The study, published in the New England Journal of Medicine, compared 1,900 people undergoing treatment for severe COVID-19 and respiratory failure at seven medical centers in Italy and Spain to 1,200 healthy blood donors from the same population groups.
Researchers combed through genetic codes looking for similarities. One similarity they found among the ill patients was a DNA cluster which determines blood types. This prompted further research into which specific blood types were present in the majority of severe coronavirus cases in the sample population.
Results indicated that people with Type A blood had a 45% higher risk of infection than those with other blood types.
Similarly, researchers identified a “protective effect” in people with Type O blood, saying they were only two-thirds as likely to become infected.
The results hinge from a DNA cluster observed at a specific chromosome that scientists believe is relevant to COVID-19 infection.
However, researchers state that this study cannot accurately name a causative gene based on its presented evidence. Scientists cite time constraints and confounding variables that were not controlled for, such as underlying cardiovascular and metabolic conditions, as reasons for potential inaccuracies.

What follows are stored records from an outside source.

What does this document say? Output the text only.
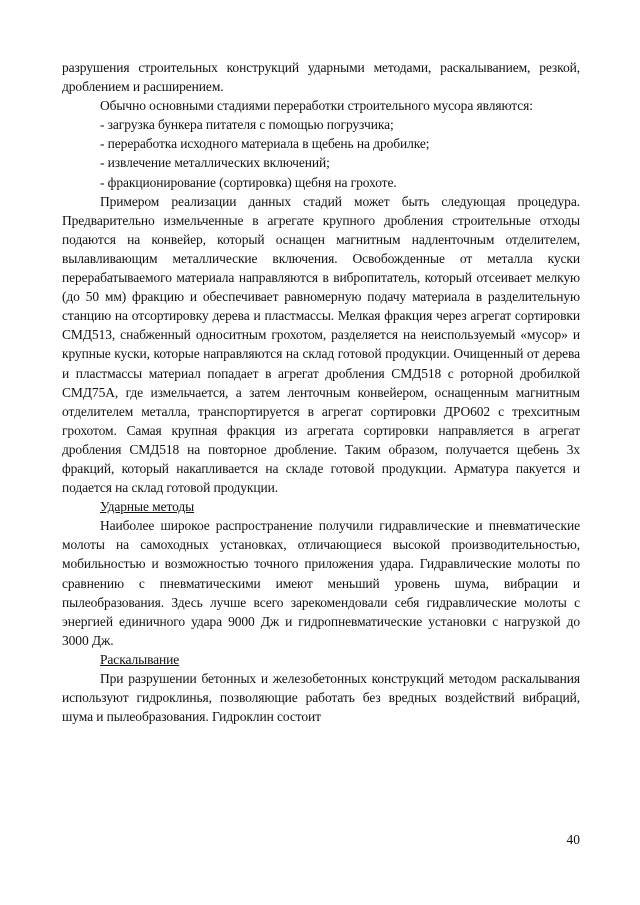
разрушения строительных конструкций ударными методами, раскалыванием, резкой, дроблением и расширением.

Обычно основными стадиями переработки строительного мусора являются:

- загрузка бункера питателя с помощью погрузчика;

- переработка исходного материала в щебень на дробилке;

- извлечение металлических включений;

- фракционирование (сортировка) щебня на грохоте.

Примером реализации данных стадий может быть следующая процедура. Предварительно измельченные в агрегате крупного дробления строительные отходы подаются на конвейер, который оснащен магнитным надленточным отделителем, вылавливающим металлические включения. Освобожденные от металла куски перерабатываемого материала направляются в вибропитатель, который отсеивает мелкую (до 50 мм) фракцию и обеспечивает равномерную подачу материала в разделительную станцию на отсортировку дерева и пластмассы. Мелкая фракция через агрегат сортировки СМД513, снабженный односитным грохотом, разделяется на неиспользуемый «мусор» и крупные куски, которые направляются на склад готовой продукции. Очищенный от дерева и пластмассы материал попадает в агрегат дробления СМД518 с роторной дробилкой СМД75А, где измельчается, а затем ленточным конвейером, оснащенным магнитным отделителем металла, транспортируется в агрегат сортировки ДРО602 с трехситным грохотом. Самая крупная фракция из агрегата сортировки направляется в агрегат дробления СМД518 на повторное дробление. Таким образом, получается щебень 3х фракций, который накапливается на складе готовой продукции. Арматура пакуется и подается на склад готовой продукции.

Ударные методы

Наиболее широкое распространение получили гидравлические и пневматические молоты на самоходных установках, отличающиеся высокой производительностью, мобильностью и возможностью точного приложения удара. Гидравлические молоты по сравнению с пневматическими имеют меньший уровень шума, вибрации и пылеобразования. Здесь лучше всего зарекомендовали себя гидравлические молоты с энергией единичного удара 9000 Дж и гидропневматические установки с нагрузкой до 3000 Дж.

Раскалывание

При разрушении бетонных и железобетонных конструкций методом раскалывания используют гидроклинья, позволяющие работать без вредных воздействий вибраций, шума и пылеобразования. Гидроклин состоит

40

Meanwhile, Roy Silverstein, a hematologist at the Medical College of Wisconsin, told MarketWatch that the aforementioned DNA cluster can be found in other parts of the body. He says blood types may not totally predict an individual’s risk of contracting the coronavirus.
“Those who are not Type A should not interpret this study to mean that they can let their guard down,” Silverstein reportedly said. “Similarly, the data are not yet convincing enough to recommend that those with Type A need to do even more than what is recommended.”
Scientists say further research must still be conducted into these findings. They remind citizens that while this study shows correlation between blood types and severity of illness, it does not necessarily indicate causation.
“Everyone needs to pay attention to COVID-19 prevention by following well-accepted guidelines related to social distancing, face covering, hand-washing, and self-isolation and testing in the setting of possible COVID-related symptoms,” Silverstein added.